Download or read book Thomas F. Walsh written by John Stewart and published by Mining the American West. This book was released on 2012-06 with total page 0 pages. Available in PDF, EPUB and Kindle. Book excerpt: Thomas F. Walsh tells the story of one of the West's wealthiest mining magnates - an Irish American prospector and lifelong philanthropist who struck it rich in Ouray County, Colorado. In the first complete biography of Thomas Walsh, John Stewart recounts the tycoon's life from his birth in 1850 and his beginnings as a millwright and carpenter in Ireland to his tenacious, often fruitless mining work in the Black Hills and Colorado, which finally led to his discovery of an extremely rich vein of gold ore in the Imogene Basin. Walsh's Camp Bird Mine yielded more than $20 million worth of gold and other minerals in twenty years, and the mine's 1902 sale to British investors made Walsh very wealthy.
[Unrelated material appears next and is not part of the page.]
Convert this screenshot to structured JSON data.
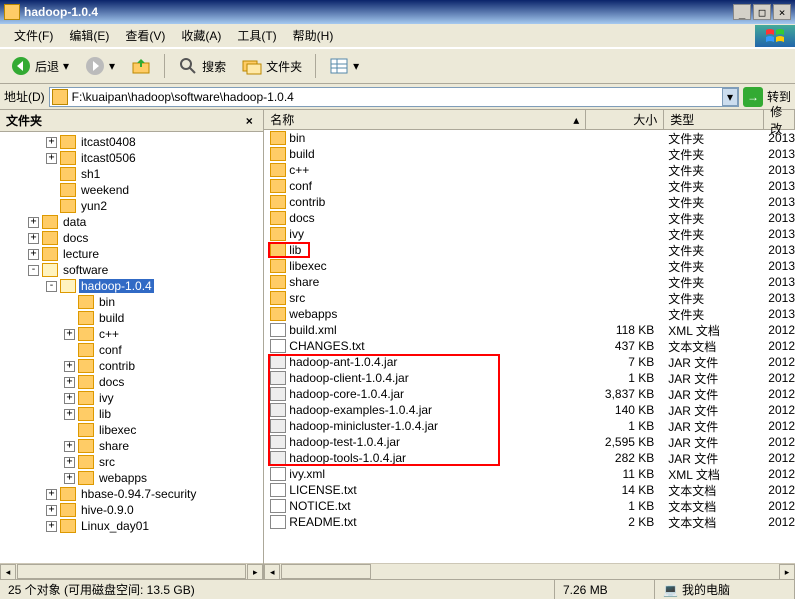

He achieved national prominence, living with his family in mansions in Colorado and Washington, D.C., and maintaining a rapport with Presidents McKinley, Theodore Roosevelt, and Taft, as well as King Leopold II of Belgium. Despite his fame and lavish lifestyle, Walsh is remembered as an unassuming and philanthropic man who treated his employees well. In addition to making many anonymous donations, he established the Walsh Library in Ouray and a library near his Irish birthplace, and helped establish a research fund for the study of radium and other rare western minerals at the Colorado School of Mines. Walsh gave his employees at the Camp Bird Mine top pay and lodged them in an alpine boardinghouse featuring porcelain basins, electric lighting, and excellent food. Stewart's engaging account explores the exceptional path of this Colorado mogul in detail, bringing Walsh and his time to life.